Legal basis: Art. 6(1)(f) GDPR (legitimate interest in a consistent, professional presentation of the website)
Google's privacy policy: policies.google.com/privacy.
8. Recipients & processors
Personal data is shared only with the following categories of recipients to the extent necessary for the provision of our services:
- Hosting provider (GoDaddy) — provision of the server infrastructure
- E‑mail provider (Microsoft 365 or the mail service configured for hrec.at) — handling of e‑mail communication
- Tax and legal advisors as well as public authorities — where required by law
Data processing agreements pursuant to Art. 28 GDPR are in place with all processors.

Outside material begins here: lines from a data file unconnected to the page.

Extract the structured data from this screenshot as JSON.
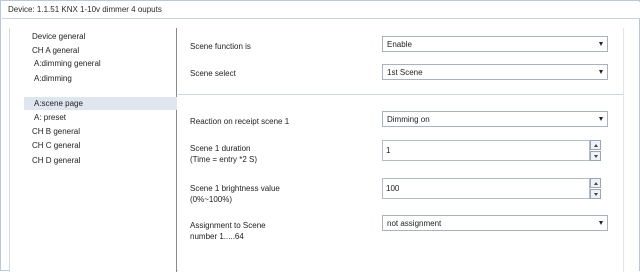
{
  "window": {
    "title": "Device: 1.1.51  KNX 1-10v dimmer  4 ouputs"
  },
  "sidebar": {
    "items": [
      {
        "label": "Device general"
      },
      {
        "label": "CH A general"
      },
      {
        "label": "A:dimming general"
      },
      {
        "label": "A:dimming"
      },
      {
        "label": "A:scene page",
        "selected": true
      },
      {
        "label": "A: preset"
      },
      {
        "label": "CH B general"
      },
      {
        "label": "CH C general"
      },
      {
        "label": "CH D general"
      }
    ]
  },
  "params": {
    "scene_function": {
      "label": "Scene function is",
      "value": "Enable"
    },
    "scene_select": {
      "label": "Scene  select",
      "value": "1st Scene"
    },
    "reaction": {
      "label": "Reaction on receipt scene 1",
      "value": "Dimming on"
    },
    "duration": {
      "label_line1": "Scene 1 duration",
      "label_line2": "(Time = entry *2 S)",
      "value": "1"
    },
    "brightness": {
      "label_line1": "Scene 1 brightness value",
      "label_line2": "(0%~100%)",
      "value": "100"
    },
    "assignment": {
      "label_line1": "Assignment to Scene",
      "label_line2": "number 1.....64",
      "value": "not assignment"
    }
  },
  "icons": {
    "dropdown_arrow": "chevron-down-icon",
    "spin_up": "spin-up-icon",
    "spin_down": "spin-down-icon"
  },
  "colors": {
    "selected_item_bg": "#dfe6f0",
    "frame_border": "#b9c7da"
  }
}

9. Transfers to third countries
Some of the providers listed above have parent companies in the United States. Any transfer to the USA takes place on the basis of the EU‑U.S. Data Privacy Framework (European Commission adequacy decision of 10 July 2023) or, where applicable, on the basis of Standard Contractual Clauses under Art. 46(2)(c) GDPR together with supplementary safeguards.
10. Retention periods
- Server logs: as a rule, a maximum of 14 days, unless required to be retained longer for security or evidentiary purposes
- Contact enquiries: for as long as necessary to process the enquiry; if a contractual relationship is initiated, until the statutory retention periods expire (in particular §132 BAO, §212 UGB — generally 7 years)
- Newsletter data: until you withdraw your consent
- Cookie consent: 12 months from the time it is given, stored in your browser's Local Storage
11. Your rights as a data subject
Subject to the conditions of the GDPR, you have the following rights against us:
- Access to the data we process about you (Art. 15 GDPR)
- Rectification of inaccurate data (Art. 16 GDPR)
- Erasure of your data (Art. 17 GDPR), provided no statutory retention obligations apply
- Restriction of processing (Art. 18 GDPR)
- Data portability (Art. 20 GDPR)
- Objection to processing based on legitimate interest (Art. 21 GDPR)
- Withdrawal of consent previously given (Art. 7(3) GDPR) — with effect for the future
To exercise any of these rights, an informal message to richard@hrec.at is sufficient.
12. Right to lodge a complaint
If you believe that the processing of your data infringes the GDPR or Austrian data protection law, you have the right to lodge a complaint with the competent supervisory authority:
Austrian Data Protection Authority (Datenschutzbehörde)
Barichgasse 40–42, 1030 Vienna, Austria
Tel.: +43 1 52 152‑0
E‑mail: dsb@dsb.gv.at
Web: www.dsb.gv.at
13. Changes to this policy
We reserve the right to adapt this privacy policy as required when our data processing or the legal framework changes. The current version is always available on this page.